Discussion in 'Professional Trading' started by ASusilovic, Oct 11, 2010.

  1. Opalesque Industry Update - October 5, 2010 - Only 31% of hedge fund managers are bullish on the S&P 500, according to the TrimTabs/BarclayHedge Survey of Hedge Fund Managers for September. About 37% of the 109 hedge fund managers surveyed are bearish on stocks, while 32% are neutral.
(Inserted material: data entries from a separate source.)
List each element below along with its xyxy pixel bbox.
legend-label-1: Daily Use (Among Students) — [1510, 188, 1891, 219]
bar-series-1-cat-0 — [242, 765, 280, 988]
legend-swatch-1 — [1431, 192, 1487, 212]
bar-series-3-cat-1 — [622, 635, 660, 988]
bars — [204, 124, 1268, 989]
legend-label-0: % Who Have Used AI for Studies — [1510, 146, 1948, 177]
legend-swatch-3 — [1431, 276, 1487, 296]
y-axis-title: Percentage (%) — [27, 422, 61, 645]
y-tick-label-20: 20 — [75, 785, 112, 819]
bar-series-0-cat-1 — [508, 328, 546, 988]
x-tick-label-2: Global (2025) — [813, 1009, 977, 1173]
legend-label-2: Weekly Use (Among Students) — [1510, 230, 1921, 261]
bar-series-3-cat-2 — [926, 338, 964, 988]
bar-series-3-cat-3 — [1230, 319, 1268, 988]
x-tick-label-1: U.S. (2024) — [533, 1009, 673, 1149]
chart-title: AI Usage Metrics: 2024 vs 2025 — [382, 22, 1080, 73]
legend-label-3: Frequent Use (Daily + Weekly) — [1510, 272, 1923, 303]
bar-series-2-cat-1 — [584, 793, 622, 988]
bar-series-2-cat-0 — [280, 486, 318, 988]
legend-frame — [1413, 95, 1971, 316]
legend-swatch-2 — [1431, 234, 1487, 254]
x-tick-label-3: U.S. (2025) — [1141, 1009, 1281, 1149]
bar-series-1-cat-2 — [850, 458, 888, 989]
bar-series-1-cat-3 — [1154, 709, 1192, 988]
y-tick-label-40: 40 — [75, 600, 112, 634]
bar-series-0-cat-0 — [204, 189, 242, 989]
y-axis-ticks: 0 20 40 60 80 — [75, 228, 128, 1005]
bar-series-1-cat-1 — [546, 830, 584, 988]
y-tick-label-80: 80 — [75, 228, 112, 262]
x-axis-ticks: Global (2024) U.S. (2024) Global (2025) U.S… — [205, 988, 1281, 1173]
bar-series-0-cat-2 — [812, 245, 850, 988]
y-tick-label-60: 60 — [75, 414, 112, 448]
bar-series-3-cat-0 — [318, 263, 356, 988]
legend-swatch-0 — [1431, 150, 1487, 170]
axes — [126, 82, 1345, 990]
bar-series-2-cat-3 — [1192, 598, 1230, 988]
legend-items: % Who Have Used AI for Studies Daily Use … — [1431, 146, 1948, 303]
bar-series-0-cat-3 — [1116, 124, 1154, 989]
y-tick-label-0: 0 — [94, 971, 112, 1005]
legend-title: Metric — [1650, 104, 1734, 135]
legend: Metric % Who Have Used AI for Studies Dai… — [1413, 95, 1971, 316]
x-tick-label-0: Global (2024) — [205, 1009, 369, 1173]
    "Hedge fund managers were extremely bearish on equities at the end of August, and they remain downbeat even though the S&P 500 soared 8.8% in September," said Sol Waksman, founder and president of BarclayHedge. "Negative sentiment has proven costly, as the industry underperformed by more than 500 basis points last month. But managers are sticking to their bearish guns; four in 10 are forecasting stock prices will fall at least 2% in the coming weeks."
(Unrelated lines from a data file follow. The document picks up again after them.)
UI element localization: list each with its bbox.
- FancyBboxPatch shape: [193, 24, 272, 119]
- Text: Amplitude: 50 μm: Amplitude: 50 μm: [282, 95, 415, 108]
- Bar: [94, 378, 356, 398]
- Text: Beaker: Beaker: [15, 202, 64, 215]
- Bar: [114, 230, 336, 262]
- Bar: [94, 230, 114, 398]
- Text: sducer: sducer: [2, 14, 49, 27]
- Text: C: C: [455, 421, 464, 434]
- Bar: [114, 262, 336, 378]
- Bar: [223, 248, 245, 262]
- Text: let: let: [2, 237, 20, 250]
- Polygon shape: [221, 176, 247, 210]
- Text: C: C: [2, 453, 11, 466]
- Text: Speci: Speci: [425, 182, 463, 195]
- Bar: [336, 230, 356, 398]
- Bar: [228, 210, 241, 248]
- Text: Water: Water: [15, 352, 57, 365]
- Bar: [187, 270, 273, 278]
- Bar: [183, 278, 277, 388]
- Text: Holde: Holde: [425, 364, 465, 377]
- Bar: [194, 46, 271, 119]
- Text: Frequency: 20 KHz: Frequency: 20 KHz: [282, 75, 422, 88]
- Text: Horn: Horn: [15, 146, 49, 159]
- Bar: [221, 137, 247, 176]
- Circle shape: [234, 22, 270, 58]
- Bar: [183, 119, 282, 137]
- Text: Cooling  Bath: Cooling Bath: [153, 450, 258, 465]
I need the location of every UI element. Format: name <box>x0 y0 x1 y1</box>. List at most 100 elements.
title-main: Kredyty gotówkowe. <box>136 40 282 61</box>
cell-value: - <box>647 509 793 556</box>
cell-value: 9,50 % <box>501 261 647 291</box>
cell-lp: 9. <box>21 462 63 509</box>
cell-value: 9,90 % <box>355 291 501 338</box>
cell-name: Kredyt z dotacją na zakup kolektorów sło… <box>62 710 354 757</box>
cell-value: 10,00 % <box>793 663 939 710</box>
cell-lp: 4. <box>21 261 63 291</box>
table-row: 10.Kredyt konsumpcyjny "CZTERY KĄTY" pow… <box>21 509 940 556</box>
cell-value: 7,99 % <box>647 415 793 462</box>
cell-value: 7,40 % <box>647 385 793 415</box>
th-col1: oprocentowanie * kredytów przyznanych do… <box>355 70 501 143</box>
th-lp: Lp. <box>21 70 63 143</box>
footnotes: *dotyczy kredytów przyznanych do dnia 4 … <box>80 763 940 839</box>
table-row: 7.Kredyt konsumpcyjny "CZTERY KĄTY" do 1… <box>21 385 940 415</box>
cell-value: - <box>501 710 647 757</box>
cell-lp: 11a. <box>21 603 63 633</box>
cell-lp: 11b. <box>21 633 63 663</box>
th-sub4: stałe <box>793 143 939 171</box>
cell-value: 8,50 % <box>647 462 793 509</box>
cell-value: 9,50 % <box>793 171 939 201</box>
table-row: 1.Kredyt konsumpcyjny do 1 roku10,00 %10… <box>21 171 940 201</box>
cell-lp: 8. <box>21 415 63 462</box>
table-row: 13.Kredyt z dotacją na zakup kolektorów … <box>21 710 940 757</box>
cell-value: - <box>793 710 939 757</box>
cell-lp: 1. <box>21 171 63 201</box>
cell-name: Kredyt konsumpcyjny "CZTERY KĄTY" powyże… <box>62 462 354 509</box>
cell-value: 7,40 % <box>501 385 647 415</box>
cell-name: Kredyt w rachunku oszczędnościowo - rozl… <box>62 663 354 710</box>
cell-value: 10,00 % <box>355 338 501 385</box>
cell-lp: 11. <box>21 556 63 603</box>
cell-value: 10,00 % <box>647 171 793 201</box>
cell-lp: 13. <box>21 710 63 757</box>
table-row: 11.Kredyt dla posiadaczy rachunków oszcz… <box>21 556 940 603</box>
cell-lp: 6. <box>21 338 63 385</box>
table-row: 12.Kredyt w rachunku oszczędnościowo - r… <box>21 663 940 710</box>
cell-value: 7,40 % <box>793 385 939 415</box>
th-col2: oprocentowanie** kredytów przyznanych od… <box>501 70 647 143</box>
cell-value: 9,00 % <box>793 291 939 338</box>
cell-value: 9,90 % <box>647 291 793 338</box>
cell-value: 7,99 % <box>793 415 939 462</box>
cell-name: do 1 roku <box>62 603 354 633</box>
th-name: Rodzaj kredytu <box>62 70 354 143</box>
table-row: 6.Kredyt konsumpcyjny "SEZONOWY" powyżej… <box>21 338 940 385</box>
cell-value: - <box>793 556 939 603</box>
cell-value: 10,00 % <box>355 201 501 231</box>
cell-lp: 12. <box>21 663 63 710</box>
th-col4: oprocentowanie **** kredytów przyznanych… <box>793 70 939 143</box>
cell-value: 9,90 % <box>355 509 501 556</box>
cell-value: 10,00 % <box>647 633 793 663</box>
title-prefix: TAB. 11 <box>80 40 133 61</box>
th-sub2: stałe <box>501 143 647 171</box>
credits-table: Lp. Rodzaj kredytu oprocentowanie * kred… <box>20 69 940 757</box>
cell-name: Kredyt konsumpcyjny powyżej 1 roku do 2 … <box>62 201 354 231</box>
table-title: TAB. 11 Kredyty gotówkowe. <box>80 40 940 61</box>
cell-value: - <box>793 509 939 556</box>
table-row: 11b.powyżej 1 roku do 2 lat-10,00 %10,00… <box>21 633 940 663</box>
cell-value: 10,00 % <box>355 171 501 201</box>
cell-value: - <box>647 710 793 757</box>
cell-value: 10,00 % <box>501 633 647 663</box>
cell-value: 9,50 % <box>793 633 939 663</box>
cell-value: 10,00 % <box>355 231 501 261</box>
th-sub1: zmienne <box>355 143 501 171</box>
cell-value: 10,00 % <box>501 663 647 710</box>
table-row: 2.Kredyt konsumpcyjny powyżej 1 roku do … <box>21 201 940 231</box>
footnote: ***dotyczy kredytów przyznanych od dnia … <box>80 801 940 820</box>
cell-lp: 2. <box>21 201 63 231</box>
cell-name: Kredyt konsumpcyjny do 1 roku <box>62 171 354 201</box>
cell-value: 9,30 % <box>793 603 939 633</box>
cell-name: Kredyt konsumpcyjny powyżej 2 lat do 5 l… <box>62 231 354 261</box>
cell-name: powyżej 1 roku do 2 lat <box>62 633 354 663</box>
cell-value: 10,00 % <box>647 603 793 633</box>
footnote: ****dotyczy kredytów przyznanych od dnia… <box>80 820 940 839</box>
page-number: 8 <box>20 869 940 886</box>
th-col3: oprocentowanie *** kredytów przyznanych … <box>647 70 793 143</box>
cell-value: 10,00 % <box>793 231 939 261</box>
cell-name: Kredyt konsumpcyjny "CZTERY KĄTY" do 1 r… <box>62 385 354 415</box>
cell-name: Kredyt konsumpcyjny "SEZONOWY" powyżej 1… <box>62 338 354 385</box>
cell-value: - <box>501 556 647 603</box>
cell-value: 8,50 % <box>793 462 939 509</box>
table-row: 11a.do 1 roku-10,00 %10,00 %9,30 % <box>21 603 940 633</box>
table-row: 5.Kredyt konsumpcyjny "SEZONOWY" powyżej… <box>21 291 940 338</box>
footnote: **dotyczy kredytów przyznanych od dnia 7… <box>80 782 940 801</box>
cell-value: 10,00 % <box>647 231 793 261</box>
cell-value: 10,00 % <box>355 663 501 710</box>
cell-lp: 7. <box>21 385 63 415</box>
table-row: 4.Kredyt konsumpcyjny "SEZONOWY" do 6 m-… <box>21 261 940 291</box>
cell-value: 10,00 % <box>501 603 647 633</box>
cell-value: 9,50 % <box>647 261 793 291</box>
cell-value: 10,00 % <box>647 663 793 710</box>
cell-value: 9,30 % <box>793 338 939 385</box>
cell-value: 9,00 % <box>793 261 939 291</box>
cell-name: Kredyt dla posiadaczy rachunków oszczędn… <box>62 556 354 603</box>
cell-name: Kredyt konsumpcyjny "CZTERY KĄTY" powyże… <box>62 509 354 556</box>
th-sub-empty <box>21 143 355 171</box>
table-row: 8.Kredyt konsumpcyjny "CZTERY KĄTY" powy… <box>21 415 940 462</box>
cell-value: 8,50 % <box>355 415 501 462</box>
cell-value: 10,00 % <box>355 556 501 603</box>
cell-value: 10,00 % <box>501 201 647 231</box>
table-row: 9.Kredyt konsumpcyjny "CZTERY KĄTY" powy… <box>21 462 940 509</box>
    About 27% of hedge fund managers are bearish on the 10-year Treasury note, the largest share in four months, while only 24% are bullish. Additionally, 36% are bearish on the U.S dollar index, while only 21% are bullish. These shares are the largest and smallest, respectively, since May. Meanwhile, 19% of hedge fund managers plan to increase leverage in the next month.

    "While managers dislike stocks, bonds, and the greenback, many aim to lever up," said Vincent Deluard, Executive Vice President at TrimTabs. "Short rates are essentially zero, the 10-year Treasury yields a scant 2.5%, and real interest rates are negative. Where there's an incentive to increase leverage, managers will act."

    About 79% of managers attribute record company cash balances to uncertainty about the economic and political/regulatory outlooks, while only 14% cite a lack of profitable investment opportunities. About 28% of managers want firms to use excess cash to pay down debt, while 17% prefer they keep it on the balance sheet.

    "Managers want companies to exercise caution," explained Deluard. "Typically, they'd promote acquisitions and capital spending, stock buybacks, and increased dividends. But in a muddy economic environment a month ahead of midterm elections, managers favor hoarding cash and preparing for the worst."